Stochastic Neighbor Embedding (SNE) is a probabilistic approach to mimick distributional description in high-dimensional - possible, nonlinear - subspace on low-dimensional target space. do.sne fully adopts algorithm details in an original paper by Hinton and Roweis (2002).

do.sne(
  X,
  ndim = 2,
  perplexity = 30,
  eta = 0.05,
  maxiter = 2000,
  jitter = 0.3,
  jitterdecay = 0.99,
  momentum = 0.5,
  pca = TRUE,
  pcascale = FALSE,
  symmetric = FALSE
)

Arguments

X: an \((n\times p)\) matrix or data frame whose rows are observations and columns represent independent variables.
ndim: an integer-valued target dimension.
perplexity: desired level of perplexity; ranging [5,50].
eta: learning parameter.
maxiter: maximum number of iterations.
jitter: level of white noise added at the beginning.
jitterdecay: decay parameter in \((0,1)\).
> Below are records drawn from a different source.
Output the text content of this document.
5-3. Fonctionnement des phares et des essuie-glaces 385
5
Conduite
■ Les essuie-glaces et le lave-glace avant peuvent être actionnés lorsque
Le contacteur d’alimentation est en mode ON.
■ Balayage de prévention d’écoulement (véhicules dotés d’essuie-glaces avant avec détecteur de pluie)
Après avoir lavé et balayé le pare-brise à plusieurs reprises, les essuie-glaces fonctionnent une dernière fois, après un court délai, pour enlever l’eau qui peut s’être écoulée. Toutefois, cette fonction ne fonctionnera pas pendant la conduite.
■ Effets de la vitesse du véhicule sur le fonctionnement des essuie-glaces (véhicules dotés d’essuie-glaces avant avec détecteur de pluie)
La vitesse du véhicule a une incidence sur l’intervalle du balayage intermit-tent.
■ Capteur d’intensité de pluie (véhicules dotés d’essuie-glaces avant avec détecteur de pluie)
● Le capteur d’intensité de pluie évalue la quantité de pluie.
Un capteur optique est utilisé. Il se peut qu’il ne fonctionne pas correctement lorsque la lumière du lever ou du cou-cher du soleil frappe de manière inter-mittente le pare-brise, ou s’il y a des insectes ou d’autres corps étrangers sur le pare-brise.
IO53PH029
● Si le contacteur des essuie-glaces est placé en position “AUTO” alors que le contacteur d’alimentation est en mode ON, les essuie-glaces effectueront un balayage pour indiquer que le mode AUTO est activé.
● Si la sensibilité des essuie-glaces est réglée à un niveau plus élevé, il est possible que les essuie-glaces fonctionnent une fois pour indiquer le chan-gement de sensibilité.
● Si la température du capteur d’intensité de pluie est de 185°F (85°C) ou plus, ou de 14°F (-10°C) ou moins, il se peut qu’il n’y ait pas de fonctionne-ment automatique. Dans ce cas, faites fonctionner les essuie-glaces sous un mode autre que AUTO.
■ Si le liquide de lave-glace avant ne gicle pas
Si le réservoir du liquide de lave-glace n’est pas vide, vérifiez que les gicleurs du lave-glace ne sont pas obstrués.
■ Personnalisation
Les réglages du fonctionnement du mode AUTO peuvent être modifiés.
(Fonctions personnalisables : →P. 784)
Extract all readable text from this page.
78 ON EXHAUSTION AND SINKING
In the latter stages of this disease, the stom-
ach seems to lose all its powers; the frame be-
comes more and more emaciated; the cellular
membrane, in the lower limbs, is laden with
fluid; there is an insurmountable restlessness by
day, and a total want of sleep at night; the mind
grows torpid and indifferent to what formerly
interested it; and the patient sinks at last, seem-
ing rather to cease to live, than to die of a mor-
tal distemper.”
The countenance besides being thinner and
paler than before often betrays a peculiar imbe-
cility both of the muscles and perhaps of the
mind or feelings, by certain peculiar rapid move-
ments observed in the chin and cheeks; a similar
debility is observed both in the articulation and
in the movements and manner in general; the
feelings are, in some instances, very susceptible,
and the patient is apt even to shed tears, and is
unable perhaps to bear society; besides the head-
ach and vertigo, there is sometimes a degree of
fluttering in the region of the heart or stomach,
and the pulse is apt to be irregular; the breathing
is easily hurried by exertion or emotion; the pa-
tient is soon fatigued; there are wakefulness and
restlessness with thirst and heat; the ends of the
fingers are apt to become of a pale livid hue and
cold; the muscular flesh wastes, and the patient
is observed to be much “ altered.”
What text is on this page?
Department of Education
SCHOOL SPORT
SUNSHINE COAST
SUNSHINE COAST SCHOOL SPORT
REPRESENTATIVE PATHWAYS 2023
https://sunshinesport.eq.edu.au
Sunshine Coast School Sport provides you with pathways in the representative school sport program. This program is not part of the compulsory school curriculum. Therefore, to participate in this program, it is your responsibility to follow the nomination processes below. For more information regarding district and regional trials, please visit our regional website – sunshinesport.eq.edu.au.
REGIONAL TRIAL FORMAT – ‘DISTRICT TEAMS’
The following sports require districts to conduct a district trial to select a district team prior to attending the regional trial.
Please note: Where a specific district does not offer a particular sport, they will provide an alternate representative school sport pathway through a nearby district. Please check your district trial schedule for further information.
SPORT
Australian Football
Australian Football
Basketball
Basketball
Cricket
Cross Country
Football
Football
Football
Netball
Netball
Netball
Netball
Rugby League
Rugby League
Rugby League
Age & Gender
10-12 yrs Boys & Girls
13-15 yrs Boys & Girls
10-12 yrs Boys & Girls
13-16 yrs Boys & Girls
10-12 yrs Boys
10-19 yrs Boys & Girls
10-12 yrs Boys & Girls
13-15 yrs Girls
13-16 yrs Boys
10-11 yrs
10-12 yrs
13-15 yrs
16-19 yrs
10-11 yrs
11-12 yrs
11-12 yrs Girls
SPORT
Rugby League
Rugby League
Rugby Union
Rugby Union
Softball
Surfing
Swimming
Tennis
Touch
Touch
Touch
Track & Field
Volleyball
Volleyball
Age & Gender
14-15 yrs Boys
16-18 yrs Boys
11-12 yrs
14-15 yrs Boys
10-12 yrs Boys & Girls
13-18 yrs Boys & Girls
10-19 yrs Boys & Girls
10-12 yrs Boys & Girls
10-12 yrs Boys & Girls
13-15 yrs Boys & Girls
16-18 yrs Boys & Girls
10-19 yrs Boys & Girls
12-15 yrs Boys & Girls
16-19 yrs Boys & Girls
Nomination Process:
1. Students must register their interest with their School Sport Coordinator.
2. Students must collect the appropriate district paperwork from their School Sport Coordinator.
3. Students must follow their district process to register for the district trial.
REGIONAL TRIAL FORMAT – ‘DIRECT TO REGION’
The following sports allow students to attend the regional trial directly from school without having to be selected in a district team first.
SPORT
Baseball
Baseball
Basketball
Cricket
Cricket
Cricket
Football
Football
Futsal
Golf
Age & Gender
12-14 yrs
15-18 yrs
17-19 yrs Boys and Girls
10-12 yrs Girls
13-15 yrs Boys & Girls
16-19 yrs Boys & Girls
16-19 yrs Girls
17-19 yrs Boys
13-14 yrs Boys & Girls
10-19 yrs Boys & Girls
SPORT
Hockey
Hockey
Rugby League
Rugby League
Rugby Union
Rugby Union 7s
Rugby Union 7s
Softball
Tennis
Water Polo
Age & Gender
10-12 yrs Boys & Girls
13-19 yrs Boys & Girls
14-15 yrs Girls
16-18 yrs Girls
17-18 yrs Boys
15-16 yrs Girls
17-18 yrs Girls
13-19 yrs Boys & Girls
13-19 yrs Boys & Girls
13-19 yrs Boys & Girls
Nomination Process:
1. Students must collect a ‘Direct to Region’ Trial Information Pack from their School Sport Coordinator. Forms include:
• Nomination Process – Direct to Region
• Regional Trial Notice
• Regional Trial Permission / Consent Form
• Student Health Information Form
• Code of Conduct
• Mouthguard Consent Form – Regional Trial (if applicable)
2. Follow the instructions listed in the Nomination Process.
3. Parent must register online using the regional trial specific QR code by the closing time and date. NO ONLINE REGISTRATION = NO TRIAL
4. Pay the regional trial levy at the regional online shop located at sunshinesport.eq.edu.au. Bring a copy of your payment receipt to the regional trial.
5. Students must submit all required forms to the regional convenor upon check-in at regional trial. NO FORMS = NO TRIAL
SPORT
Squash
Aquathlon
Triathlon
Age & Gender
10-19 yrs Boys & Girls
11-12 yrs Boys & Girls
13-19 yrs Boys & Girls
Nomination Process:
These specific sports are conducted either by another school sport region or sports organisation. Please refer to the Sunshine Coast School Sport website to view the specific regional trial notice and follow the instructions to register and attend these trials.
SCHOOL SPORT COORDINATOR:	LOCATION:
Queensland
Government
The closer to 0, the faster artificial noise decays.
momentum: level of acceleration in learning.
pca: whether to use PCA as preliminary step; TRUE for using it, FALSE otherwise.
pcascale: a logical; FALSE for using Covariance, TRUE for using Correlation matrix. See also do.pca for more details.
symmetric: a logical; FALSE to solve it naively, and TRUE to adopt symmetrization scheme.

Value

a named Rdimtools S3 object containing

Y: an \((n\times ndim)\) matrix whose rows are embedded observations.
vars: a vector containing betas used in perplexity matching.
algorithm: name of the algorithm.

References

Hinton GE, Roweis ST (2003). “Stochastic Neighbor Embedding.” In Becker S, Thrun S, Obermayer K (eds.), Advances in Neural Information Processing Systems 15, 857--864. MIT Press.

Author

Kisung You

Examples

# \donttest{
## load iris data
data(iris)
set.seed(100)
subid = sample(1:150,50)
X     = as.matrix(iris[subid,1:4])
label = as.factor(iris[subid,5])

## try different perplexity values
out1 <- do.sne(X, perplexity=5)
out2 <- do.sne(X, perplexity=25)
out3 <- do.sne(X, perplexity=50)

## Visualize two comparisons
opar <- par(no.readonly=TRUE)
par(mfrow=c(1,3))
plot(out1$Y, pch=19, col=label, main="perplexity=5")
plot(out2$Y, pch=19, col=label, main="perplexity=25")
plot(out3$Y, pch=19, col=label, main="perplexity=50")

par(opar)
# }